My first child is due in April and I would like to invest in a project now that will mature in 18 to 20 years to help him or her through college/university.
Where should I be putting my money, initially about £10k?
For direct investment, even ten shares is not enough to spread your risk. A tracking fund is low cost and will cover the whole market - I would be sure to diversify outside your domestic share market. I would also take some time to invest - a lump sum could be put into term deposits and invested at maturity over several years.
Originally posted by steerpikeHowever I feel shares in the 80's and 90's went up too much too quickly, and now the market might take ten years to get its breath back.
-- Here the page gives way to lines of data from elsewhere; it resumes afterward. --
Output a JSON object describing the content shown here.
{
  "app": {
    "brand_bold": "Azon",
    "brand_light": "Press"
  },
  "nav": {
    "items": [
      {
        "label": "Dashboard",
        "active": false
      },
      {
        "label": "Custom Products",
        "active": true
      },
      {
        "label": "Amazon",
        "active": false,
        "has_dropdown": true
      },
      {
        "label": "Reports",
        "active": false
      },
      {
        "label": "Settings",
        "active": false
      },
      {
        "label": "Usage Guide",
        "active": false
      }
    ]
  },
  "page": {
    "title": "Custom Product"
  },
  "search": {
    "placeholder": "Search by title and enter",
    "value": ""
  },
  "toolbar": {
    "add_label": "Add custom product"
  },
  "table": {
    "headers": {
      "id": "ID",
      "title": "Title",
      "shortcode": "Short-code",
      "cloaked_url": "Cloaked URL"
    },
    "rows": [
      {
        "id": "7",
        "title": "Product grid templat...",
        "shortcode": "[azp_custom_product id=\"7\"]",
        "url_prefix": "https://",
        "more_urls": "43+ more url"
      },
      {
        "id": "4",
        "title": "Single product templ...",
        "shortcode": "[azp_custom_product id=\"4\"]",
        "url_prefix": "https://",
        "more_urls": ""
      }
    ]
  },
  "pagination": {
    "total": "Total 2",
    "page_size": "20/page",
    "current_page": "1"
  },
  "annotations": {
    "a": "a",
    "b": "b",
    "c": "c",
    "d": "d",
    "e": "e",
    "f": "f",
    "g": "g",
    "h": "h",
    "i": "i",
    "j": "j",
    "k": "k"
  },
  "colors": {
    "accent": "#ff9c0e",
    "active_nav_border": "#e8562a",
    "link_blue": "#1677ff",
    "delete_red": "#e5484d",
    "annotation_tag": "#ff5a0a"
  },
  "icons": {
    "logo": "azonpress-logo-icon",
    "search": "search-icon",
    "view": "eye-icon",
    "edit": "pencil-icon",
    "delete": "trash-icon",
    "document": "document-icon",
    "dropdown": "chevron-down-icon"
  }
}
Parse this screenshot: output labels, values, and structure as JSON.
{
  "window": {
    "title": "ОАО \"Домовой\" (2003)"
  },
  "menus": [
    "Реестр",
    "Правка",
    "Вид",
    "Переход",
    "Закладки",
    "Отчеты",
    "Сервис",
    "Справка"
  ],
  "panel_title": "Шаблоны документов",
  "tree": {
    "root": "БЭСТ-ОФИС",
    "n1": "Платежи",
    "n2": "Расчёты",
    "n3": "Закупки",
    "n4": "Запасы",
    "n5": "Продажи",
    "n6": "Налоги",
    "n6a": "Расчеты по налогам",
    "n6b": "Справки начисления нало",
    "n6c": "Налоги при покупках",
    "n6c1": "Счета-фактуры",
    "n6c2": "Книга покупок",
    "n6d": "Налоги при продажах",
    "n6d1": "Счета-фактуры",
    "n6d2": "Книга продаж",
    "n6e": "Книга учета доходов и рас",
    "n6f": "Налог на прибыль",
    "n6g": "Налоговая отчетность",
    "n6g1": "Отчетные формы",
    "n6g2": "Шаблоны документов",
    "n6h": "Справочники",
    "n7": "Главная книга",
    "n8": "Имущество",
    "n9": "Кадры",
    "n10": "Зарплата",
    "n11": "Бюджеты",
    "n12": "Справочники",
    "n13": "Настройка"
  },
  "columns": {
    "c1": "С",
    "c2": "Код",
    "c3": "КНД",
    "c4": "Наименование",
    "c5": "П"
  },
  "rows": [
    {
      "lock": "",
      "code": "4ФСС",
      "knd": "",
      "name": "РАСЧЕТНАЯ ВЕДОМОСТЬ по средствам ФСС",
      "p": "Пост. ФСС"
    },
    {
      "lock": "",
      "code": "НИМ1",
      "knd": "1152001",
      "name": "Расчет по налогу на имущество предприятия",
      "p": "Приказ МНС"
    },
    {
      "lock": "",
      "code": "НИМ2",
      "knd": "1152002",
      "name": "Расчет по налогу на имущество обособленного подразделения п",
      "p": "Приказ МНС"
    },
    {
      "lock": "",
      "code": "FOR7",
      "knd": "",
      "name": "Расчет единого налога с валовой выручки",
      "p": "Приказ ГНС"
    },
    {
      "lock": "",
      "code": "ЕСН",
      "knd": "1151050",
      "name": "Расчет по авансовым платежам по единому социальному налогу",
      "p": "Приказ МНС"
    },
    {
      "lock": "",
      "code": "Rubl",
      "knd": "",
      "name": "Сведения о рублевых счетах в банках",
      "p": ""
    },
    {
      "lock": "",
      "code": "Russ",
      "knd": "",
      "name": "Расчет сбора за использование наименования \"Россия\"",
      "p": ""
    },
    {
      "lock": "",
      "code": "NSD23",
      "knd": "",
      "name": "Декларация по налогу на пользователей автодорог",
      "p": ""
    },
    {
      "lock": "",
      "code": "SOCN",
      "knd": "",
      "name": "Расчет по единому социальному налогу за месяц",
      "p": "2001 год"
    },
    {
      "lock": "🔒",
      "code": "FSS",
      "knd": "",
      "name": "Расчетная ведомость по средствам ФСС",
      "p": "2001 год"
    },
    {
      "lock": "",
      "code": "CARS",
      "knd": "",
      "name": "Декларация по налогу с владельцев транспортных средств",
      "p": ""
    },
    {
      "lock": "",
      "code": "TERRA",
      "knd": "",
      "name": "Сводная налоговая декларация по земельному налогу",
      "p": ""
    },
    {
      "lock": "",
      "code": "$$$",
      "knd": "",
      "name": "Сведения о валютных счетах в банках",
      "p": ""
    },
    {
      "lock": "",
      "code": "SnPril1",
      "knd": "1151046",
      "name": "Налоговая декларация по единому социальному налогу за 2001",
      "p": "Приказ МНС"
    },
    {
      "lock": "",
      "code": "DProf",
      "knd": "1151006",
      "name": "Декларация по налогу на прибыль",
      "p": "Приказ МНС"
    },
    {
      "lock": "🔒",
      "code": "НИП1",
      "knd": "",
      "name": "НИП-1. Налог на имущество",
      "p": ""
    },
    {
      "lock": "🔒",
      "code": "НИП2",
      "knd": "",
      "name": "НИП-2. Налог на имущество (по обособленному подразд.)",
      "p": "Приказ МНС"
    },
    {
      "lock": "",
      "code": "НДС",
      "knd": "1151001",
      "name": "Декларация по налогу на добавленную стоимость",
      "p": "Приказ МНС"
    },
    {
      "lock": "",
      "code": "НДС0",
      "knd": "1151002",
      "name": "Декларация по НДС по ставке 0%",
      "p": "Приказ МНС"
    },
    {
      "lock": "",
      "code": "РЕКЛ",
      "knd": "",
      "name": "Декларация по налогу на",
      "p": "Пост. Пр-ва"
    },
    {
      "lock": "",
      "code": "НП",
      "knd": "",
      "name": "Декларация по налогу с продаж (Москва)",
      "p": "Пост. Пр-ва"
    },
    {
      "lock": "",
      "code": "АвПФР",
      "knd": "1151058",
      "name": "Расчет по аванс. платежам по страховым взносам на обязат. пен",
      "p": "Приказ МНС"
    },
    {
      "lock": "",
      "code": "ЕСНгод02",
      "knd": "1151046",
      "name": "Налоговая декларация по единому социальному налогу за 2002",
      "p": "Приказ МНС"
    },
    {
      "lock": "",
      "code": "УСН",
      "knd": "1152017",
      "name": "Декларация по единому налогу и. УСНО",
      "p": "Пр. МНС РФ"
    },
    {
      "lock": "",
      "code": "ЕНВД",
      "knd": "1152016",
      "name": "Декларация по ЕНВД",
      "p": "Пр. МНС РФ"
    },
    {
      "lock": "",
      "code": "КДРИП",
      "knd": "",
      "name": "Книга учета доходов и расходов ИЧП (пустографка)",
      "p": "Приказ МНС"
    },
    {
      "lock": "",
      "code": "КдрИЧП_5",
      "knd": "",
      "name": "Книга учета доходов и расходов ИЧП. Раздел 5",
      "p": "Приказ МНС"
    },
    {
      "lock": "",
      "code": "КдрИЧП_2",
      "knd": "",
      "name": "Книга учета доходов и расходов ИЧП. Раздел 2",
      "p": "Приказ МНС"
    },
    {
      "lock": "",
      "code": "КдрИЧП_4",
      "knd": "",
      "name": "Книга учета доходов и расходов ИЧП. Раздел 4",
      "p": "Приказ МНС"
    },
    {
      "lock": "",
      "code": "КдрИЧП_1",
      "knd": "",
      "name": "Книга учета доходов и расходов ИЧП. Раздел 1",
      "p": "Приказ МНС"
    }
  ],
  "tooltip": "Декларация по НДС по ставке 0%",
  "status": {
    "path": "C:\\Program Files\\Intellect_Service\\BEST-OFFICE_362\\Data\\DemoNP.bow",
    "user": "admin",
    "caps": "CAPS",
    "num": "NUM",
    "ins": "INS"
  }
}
My 2p worth. For a 20 year term. shares are the way to go because they have historically performed well. There are thousands of investments which will wrap shares for you - look carefully at total fees. Many will take up to 3% a year which could be half your total return.
For direct investment, even ten shares is not enough to spread your risk. A track ...[text shortened]... nvest - a lump sum could be put into term deposits and invested at maturity over several years.
Besides I've got an endowment mortgage? Ouch!